It’s been one of the most contentious issues state lawmakers have had to face, and three of them chose to skip it.
Three state lawmakers -- all Democrats -- skipped voting on whether to hold a special session on Stand Your Ground. Those not bothering to let their constituents know where they stood on the issue were: Rep. Ricardo Rangel of Kissimmee; Sen. Joe Abruzzo of Wellington and Sen. Darren Soto of Orlando. They didn’t cast a ballot by 11:59 p.m. on Monday, thereby forgoing a vote on holding a special session.
A legislative aide for Rangel, who refused to give his name, said it was a moot issue because the question of holding a special session had been decided last week, before Monday's deadline. The aide said Rangel was still making up his mind when the session was voted down. So, where does Rangel stand on the issue of a special issue?
"As far as I know, he wasn't forced to make up his mind," the aide said.
Abruzzo also said he didn't think it was necessary to vote.
"The votes were already tallied, the determination was already made," he said. Abruzzo did say that he wasn't opposed to a special session on stand your ground, but thought there were more urgent priorities.
"I wouldn’t be in favor of holding a special session on stand your ground ahead of one on health care," Abruzzo said.
As for the law itself, Abruzzo said he favors making changes to it, but not repealing it. He said there should be something in the law that prohibits vigilantes and provides police with greater ability to detain those who use stand your ground as a defense in homicide cases.
Soto could not be reached.
According to the Florida Secretary of State's office, which conducted the poll of lawmakers, Rep. Daphne Campbell, D-Miami, also did not vote. That's a bit odd, considering that Campbell was one of 33 Democratic lawmakers who sent in letters by Aug. 12 to request a poll of the Legislature. She said she supports a session. Campbell said she doesn't know why her vote wasn't recorded. She said her office replied twice to requests for her vote.
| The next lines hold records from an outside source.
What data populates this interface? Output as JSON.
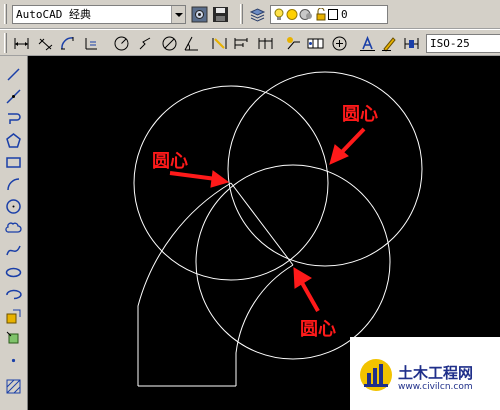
{
  "toolbar": {
    "workspace_value": "AutoCAD 经典",
    "layer_value": "0",
    "dimstyle_value": "ISO-25"
  },
  "annotations": {
    "center_label_1": "圆心",
    "center_label_2": "圆心",
    "center_label_3": "圆心"
  },
  "watermark": {
    "title": "土木工程网",
    "url": "www.civilcn.com"
  },
  "colors": {
    "canvas_bg": "#000000",
    "geometry": "#ffffff",
    "annotation": "#ff1a1a",
    "watermark_text": "#1f2f8a"
  },
  "left_tools": [
    "line-icon",
    "construction-line-icon",
    "polyline-icon",
    "polygon-icon",
    "rectangle-icon",
    "arc-icon",
    "circle-icon",
    "revision-cloud-icon",
    "spline-icon",
    "ellipse-icon",
    "ellipse-arc-icon",
    "insert-block-icon",
    "make-block-icon",
    "point-icon",
    "hatch-icon"
  ]
}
"I don't know what mistake was made, but it was their mistake, not ours," Campbell said Tuesday.
A non-vote is the same as a “no” vote, so those four lawmakers, by not voting or having their votes recorded, joined seven other Democrats who voted against the special session. Those Democrats who did bother to let their constituents know that they were breaking with their party were: Rep. Mark Danish of Tampa; Rep. Katie Edwards of Plantation; Rep. Michelle Rehwinkel Vasilinda of Tallahassee, Rep. Linda Stewart of Orlando; Rep. Carl Zimmermann of Palm Harbor; Rep. Mike Clelland of Lake Mary, and Rep. Dwight Dudley of St. Petersburg.
All of the "no" votes came from Democrats in the House. Each one except Rehwinkel Vasilinda, who was elected in 2008, is a rookie lawmakers from a competitive district. Danish already faces a challenge from Shawn Harrison, whom he beat in 2012.
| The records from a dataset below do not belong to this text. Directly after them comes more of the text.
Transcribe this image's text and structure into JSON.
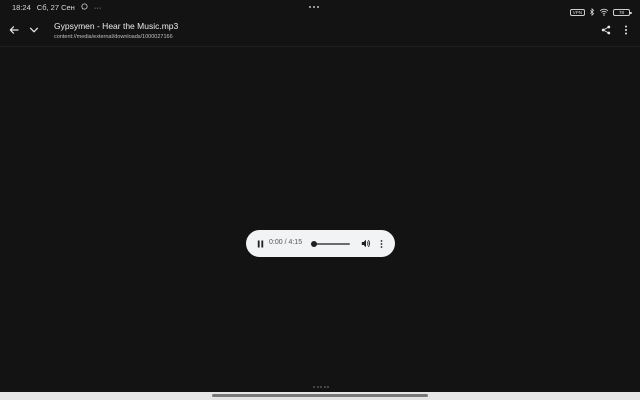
{
  "status_bar": {
    "time": "18:24",
    "date": "Сб, 27 Сен",
    "notification_icons": [
      "whatsapp-icon"
    ],
    "overflow": "···",
    "vpn_label": "VPN",
    "battery_level": "78"
  },
  "title_bar": {
    "file_name": "Gypsymen - Hear the Music.mp3",
    "file_uri": "content://media/external/downloads/1000027166"
  },
  "player": {
    "time_display": "0:00 / 4:15",
    "progress_fraction": 0.0,
    "state": "playing"
  },
  "colors": {
    "background": "#131313",
    "player_background": "#f1f3f4",
    "text_primary": "#ececec"
  }
}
That looming race had nothing to do with his vote, Danish said.
"There needs to be a comprehensive review of Stand Your Ground," Danish said. "But a session would be narrowly focused at the expense of taxpayers and a broader review of the justice system."
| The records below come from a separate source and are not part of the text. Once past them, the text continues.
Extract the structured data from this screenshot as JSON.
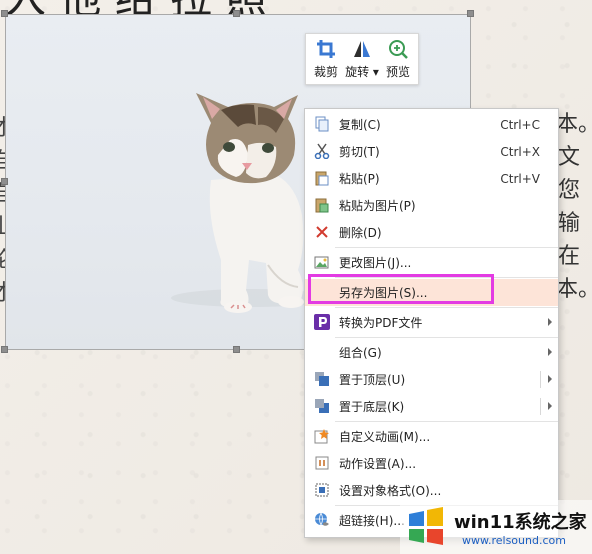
{
  "document": {
    "title_fragment": "入 他 给 拉 照",
    "left_chars": [
      "才",
      "自",
      "自",
      "山",
      "论",
      "才"
    ],
    "right_chars": [
      "本。",
      "的文",
      "入您",
      "比输",
      "请在",
      "本。"
    ]
  },
  "image_toolbar": {
    "buttons": [
      {
        "label": "裁剪",
        "icon": "crop-icon"
      },
      {
        "label": "旋转",
        "icon": "rotate-icon"
      },
      {
        "label": "预览",
        "icon": "preview-zoom-icon"
      }
    ]
  },
  "context_menu": {
    "items": [
      {
        "label": "复制(C)",
        "shortcut": "Ctrl+C",
        "icon": "copy-icon"
      },
      {
        "label": "剪切(T)",
        "shortcut": "Ctrl+X",
        "icon": "cut-icon"
      },
      {
        "label": "粘贴(P)",
        "shortcut": "Ctrl+V",
        "icon": "paste-icon"
      },
      {
        "label": "粘贴为图片(P)",
        "shortcut": "",
        "icon": "paste-as-image-icon"
      },
      {
        "label": "删除(D)",
        "shortcut": "",
        "icon": "delete-icon"
      },
      {
        "label": "更改图片(J)...",
        "shortcut": "",
        "icon": "change-picture-icon"
      },
      {
        "label": "另存为图片(S)...",
        "shortcut": "",
        "icon": "",
        "highlighted": true
      },
      {
        "label": "转换为PDF文件",
        "shortcut": "",
        "icon": "pdf-icon",
        "submenu": true
      },
      {
        "label": "组合(G)",
        "shortcut": "",
        "icon": "",
        "submenu": true
      },
      {
        "label": "置于顶层(U)",
        "shortcut": "",
        "icon": "bring-to-front-icon",
        "submenu": true
      },
      {
        "label": "置于底层(K)",
        "shortcut": "",
        "icon": "send-to-back-icon",
        "submenu": true
      },
      {
        "label": "自定义动画(M)...",
        "shortcut": "",
        "icon": "custom-animation-icon"
      },
      {
        "label": "动作设置(A)...",
        "shortcut": "",
        "icon": "action-settings-icon"
      },
      {
        "label": "设置对象格式(O)...",
        "shortcut": "",
        "icon": "format-object-icon"
      },
      {
        "label": "超链接(H)...",
        "shortcut": "",
        "icon": "hyperlink-icon"
      }
    ]
  },
  "watermark": {
    "brand": "win11系统之家",
    "url": "www.relsound.com"
  },
  "colors": {
    "highlight_bg": "#fde4d8",
    "annotation_box": "#e33be3",
    "pdf_purple": "#6a2ea8"
  }
}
The regular legislative process was the best way to conduct a review, he said.
That meant that of the 58 Democrats in the Legislature, only 47 voted for a special session to repeal or change a 2005 law that has sparked some protests in the wake of the Trayvon Martin shooting. So nearly 20 percent of Democrats were peeled away from the party position to hold the session.
By contrast, all 101 Republicans in the Legislature (minus Mike Fasano, who left his Pasco House seat to serve as tax collector) voted. All voted against the special session.
Final score, as announced Tuesday afternoon by the Florida Secretary of Office, which conducted the poll of lawmakers: 108 against a special session to 47 for a special session. Democrats needed 96 votes for it.